The Importance of Learning From Your Mistakes, Failures and Setbacks

I send daily motivational quotes to my career mentoring members.  Last week, I sent one from Benjamin Disraeli, a Victorian era British Prime Minister.  Check it out…

“There is no education like adversity.”

I suggest that when my members receive a quote that they should think about how it applies to them and their life and career, then take some action based on the wisdom in the quote.  I believe that thoughtful action is the foundation of life and career success.

To use the Disraeli quote as an example….

My immediate thought when I saw this quote was that experience is a good teacher, but it can also be a hard teacher.  Most things I’ve learned through experience have come with the price of some pain.  So I immediately bought into what Disraeli is saying.  Hard lessons, ones that come with pain, can be a great springboard to learning.

I urge my career mentoring members to look for the lesson in every setback and failure.  It’s there, you just have to look for it.

Here’s a personal example.  When I started my consulting business in 1988. I was in high marketing mode.  I asked friends and clients for referrals.  When I got a referral I followed up right away.

At that time, I was living in New York City.  I received a referral to a guy in Chicago.  We spoke on the phone and I told him I would be happy to visit him in his office in Chicago to discuss how I might be able to help him.

We agreed on a date and I flew to Chicago.  When I met with him it became very clear to me that he was happy to meet with me because he thought he could get some free advice from me.  After our meeting it was very clear to me that no business was going to come from this conversation.

What was the pain?  What did I learn?

The pain was mostly financial.  It cost me about $250 to fly to Chicago.  The hotel and meal and taxi costs added another $400 to the visit.  I spent approximately $650 on a marketing/sales trip that led to no business.

From this episode I learned the importance of qualifying leads.
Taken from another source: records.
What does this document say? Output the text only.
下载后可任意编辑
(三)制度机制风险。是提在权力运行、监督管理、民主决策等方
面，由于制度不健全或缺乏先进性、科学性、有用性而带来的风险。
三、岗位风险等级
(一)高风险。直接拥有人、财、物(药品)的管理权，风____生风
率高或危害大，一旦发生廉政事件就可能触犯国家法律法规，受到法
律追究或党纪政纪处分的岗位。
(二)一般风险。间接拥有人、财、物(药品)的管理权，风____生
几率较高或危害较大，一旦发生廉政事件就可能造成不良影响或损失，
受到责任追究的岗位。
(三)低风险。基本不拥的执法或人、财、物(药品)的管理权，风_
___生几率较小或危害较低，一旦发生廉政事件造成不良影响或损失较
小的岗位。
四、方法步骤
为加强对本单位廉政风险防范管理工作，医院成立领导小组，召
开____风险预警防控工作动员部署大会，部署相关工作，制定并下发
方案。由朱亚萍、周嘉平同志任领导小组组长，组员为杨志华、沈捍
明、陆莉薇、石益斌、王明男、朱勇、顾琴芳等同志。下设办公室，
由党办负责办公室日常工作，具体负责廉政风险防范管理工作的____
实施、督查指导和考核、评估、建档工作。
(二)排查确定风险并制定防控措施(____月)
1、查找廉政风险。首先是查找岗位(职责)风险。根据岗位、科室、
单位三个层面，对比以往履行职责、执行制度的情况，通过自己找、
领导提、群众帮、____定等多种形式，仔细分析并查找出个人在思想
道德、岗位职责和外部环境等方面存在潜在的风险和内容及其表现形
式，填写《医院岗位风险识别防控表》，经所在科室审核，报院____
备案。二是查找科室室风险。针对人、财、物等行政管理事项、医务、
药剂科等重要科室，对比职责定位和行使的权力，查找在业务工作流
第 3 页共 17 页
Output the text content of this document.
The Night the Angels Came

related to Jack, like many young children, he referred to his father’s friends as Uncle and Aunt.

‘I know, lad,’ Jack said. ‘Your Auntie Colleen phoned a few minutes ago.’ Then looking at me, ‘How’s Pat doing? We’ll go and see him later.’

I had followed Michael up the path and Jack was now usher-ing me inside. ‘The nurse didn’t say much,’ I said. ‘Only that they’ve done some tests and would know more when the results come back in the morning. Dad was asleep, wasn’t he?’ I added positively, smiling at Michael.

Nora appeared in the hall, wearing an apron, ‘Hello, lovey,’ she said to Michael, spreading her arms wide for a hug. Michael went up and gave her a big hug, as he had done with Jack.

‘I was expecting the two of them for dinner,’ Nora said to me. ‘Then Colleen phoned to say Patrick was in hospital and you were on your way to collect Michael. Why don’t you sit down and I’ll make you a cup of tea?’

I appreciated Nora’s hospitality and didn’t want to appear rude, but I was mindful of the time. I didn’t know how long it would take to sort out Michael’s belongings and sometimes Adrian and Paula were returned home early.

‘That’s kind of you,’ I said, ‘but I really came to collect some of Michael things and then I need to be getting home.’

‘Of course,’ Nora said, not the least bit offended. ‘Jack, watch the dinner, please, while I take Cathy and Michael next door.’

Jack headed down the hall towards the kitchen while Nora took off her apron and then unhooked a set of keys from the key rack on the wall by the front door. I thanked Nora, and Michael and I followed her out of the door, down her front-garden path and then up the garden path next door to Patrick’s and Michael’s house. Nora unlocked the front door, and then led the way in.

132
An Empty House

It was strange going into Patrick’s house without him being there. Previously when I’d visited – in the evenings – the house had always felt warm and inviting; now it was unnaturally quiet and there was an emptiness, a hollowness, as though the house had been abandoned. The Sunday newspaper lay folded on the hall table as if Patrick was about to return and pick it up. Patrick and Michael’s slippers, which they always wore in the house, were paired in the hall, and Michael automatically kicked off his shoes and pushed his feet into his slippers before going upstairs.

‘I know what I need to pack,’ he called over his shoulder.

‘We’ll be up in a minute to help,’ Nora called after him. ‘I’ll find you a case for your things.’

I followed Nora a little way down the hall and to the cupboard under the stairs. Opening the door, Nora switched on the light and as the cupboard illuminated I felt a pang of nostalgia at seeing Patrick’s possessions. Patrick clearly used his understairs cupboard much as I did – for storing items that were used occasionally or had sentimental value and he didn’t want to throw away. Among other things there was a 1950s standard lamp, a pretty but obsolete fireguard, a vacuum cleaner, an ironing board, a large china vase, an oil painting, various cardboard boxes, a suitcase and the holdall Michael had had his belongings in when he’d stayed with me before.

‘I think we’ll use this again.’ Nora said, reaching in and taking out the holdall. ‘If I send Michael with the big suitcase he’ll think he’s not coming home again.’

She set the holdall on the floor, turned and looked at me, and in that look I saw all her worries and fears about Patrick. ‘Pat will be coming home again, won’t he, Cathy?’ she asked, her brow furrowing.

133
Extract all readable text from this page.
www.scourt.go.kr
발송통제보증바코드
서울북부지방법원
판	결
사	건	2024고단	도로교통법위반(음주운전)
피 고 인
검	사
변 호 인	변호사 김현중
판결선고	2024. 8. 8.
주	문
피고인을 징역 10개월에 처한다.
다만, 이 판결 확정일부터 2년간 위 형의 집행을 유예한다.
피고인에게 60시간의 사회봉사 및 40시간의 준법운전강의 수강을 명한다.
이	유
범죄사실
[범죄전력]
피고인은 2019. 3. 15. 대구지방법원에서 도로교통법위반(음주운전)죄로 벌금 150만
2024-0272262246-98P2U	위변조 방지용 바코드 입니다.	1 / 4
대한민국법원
I began telling potential clients that I would be happy to give them a free half day of consulting if they would pick up my expenses.  I didn’t make any money during these calls which were more marketing than consulting, but at least I didn’t lose any money in the process.  I learned that people who were serious about contracting for my services were more than willing to pay my expenses to visit with them.  Those who weren’t willing to do so, were unlikely to hire me.

In other words, it took a little adversity – wasting $650 on a sales call – for me to learn the lesson of qualifying clients.